Cette piscine, en plus d’être chauffée, est équipée d’un système de douche. La haute bourgeoisie et la noblesse de la fin du XIXe siècle tentent de réaménager leur demeure afin d’éviter la propagation de bactéries. On voit l’avènement des salles de bain, comme on peut le voir sur le plan du deuxième étage. Avant, on séparait les salles de toilette et les salles de bains pour des raisons de convenance. Les salles de toilettes étaient réservées généralement aux maitresses des maisons. Les hommes se contentaient de petits meubles dans leurs chambres à coucher ou des salles de bains pour se laver. L’unification entre les salles de bains et les salles de toilettes rend l’espace unisexe, et beaucoup plus hygiénique. En effet, l’espace est complètement repensé. On évite les tissus et les rideaux, on se retourne vers la faïence ou encore vers les peintures lavables comme l’huile ou le Ripolin. Dans le monde de la haute bourgeoisie et de l’aristocratie, c’est la Comtesse de Gencé qui dictera les nouvelles règles d’hygiènes à suivre :
« Elle conseille d’éliminer les tapis et les tentures qui ne sont que des repaires de microbes. […] Elle s’insurge contre le fait qu’ils[architectes] ne considèrent parfois le cabinet de toilette que comme une annexe sans importance, et ils le négligent ou le confinent dans un réduit obscur et étroit où l’on peut à peine se tourne. »
Comtesse de Gencé dans DEBARRE, Anne et Monique ELEB (dir.), L’invention de l’habitation moderne – Paris 1880-1914, Paris, Éditions Hazan, p. 229.
Source : DEBARRE, Anne et Monique ELEB (dir.), Architectures de la vie privée XVII-XIXe siècle, Paris, Éditions Hazan, 1989, p. 276.
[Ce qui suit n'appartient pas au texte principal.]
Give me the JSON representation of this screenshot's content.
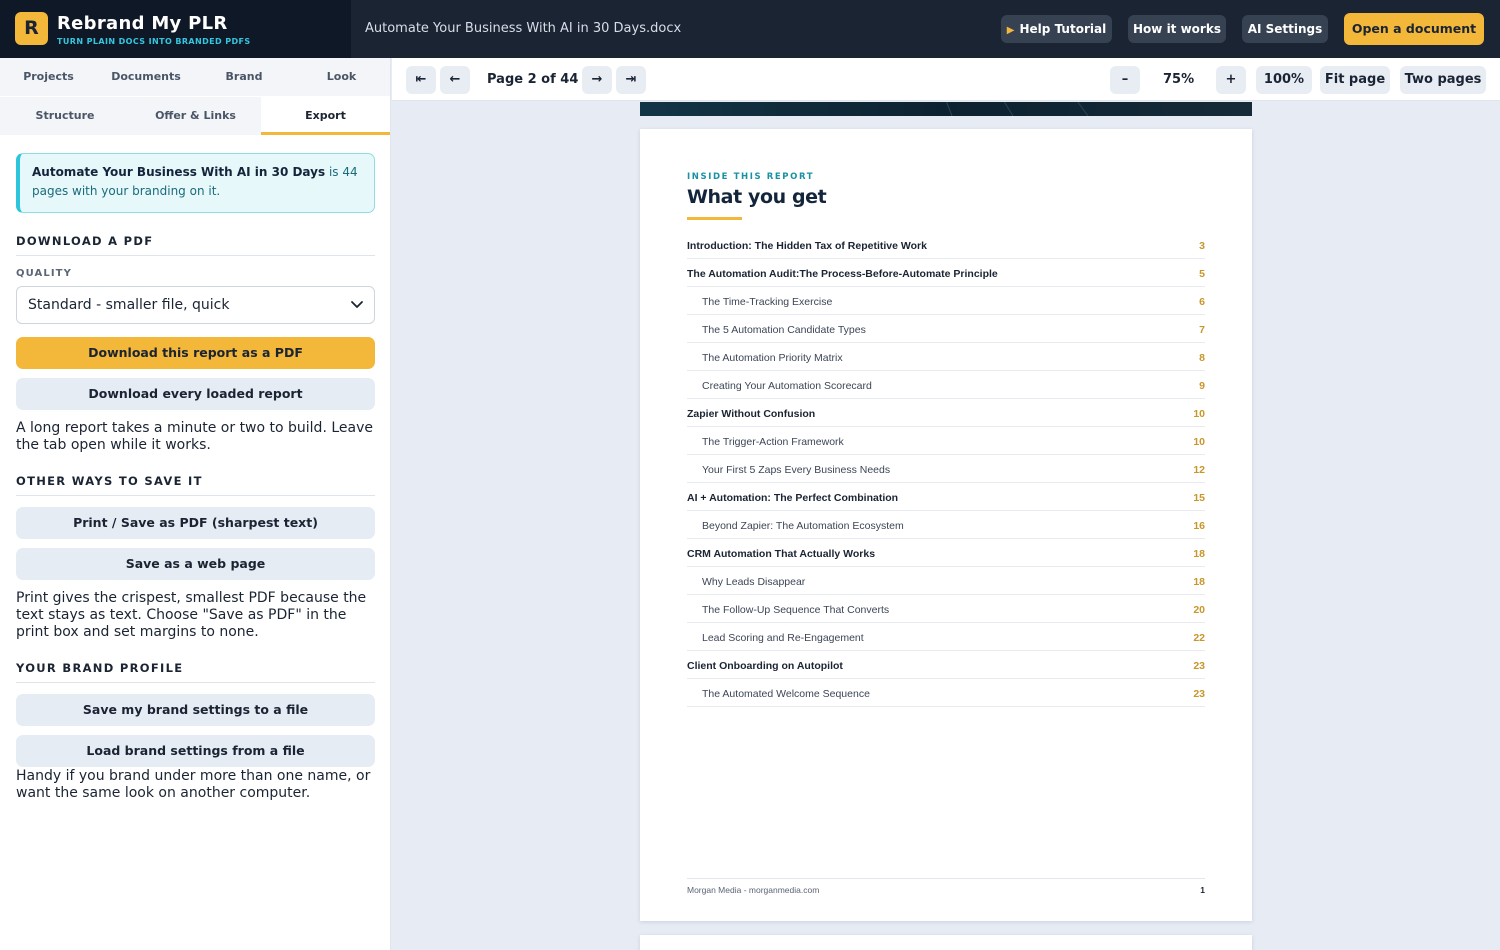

Sur le deuxième étage, on voit bien la présence de trois salles de bain. L’appellation « salle de bains » pour désigner la place de la toilette et la place de la baignoire est très contemporaine. On retrouve très peu d’exemples sur les plans avant le début du XXe siècle. On voit, par contre, sur le quatrième étage que les salles de bains sont devenues que des salles de toilettes, six petites pièces, souvent annexées à des chambres à coucher. Finalement, l’étage supérieur, le quatrième étage, est réservé aux domestiques et on y trouve également une seule petite salle de toilette. Dans un contexte où le raccord privé des maisons et du service d’eau courante ne se fait que depuis les années 1840 et dans un très petit nombre de personnes, on voit que le fait d’avoir cinq étages (si on comprend la piscine du rez-de-chaussée) connectés à l’eau courante, surement de l’eau de source puisque l’ensemble des services d’eau résidentiels de Paris devient de l’eau de source en 1880, c’est un véritable symbole de pouvoir et de luxe, mais aussi un exemple de ce nouveau souci d’hygiène dans une France de la fin du XIXe siècle.
Sources
BOCQUET, Denis, Konstantinos CHATZIS et Agnès SANDER, « L’universalisation de la distribution de l’eau de Paris 1830-1930, Flux, vo. 2, n. 76-77, 2009, p. 137-141.
CHEVALIER, Fabienne, Le Paris Moderne : Histoire des politiques d’hygiène (1855-1898), Rennes, Presses universitaires de Rennes, 2010.
DEBARRE, Anne et Monique ELEB (dir.), Architectures de la vie privée XVII-XIXe siècle, Paris, Éditions Hazan, 1989.
DEBARRE, Anne et Monique ELEB (dir.), L’invention de l’habitation moderne – Paris 1880-1914, Paris, Éditions Hazan, 1995.
LOYER, François, « Les canalisations et le confort », Paris XIXe siècle, Paris, Atelier parisien d’urbanisme, 1982, p. 83-92.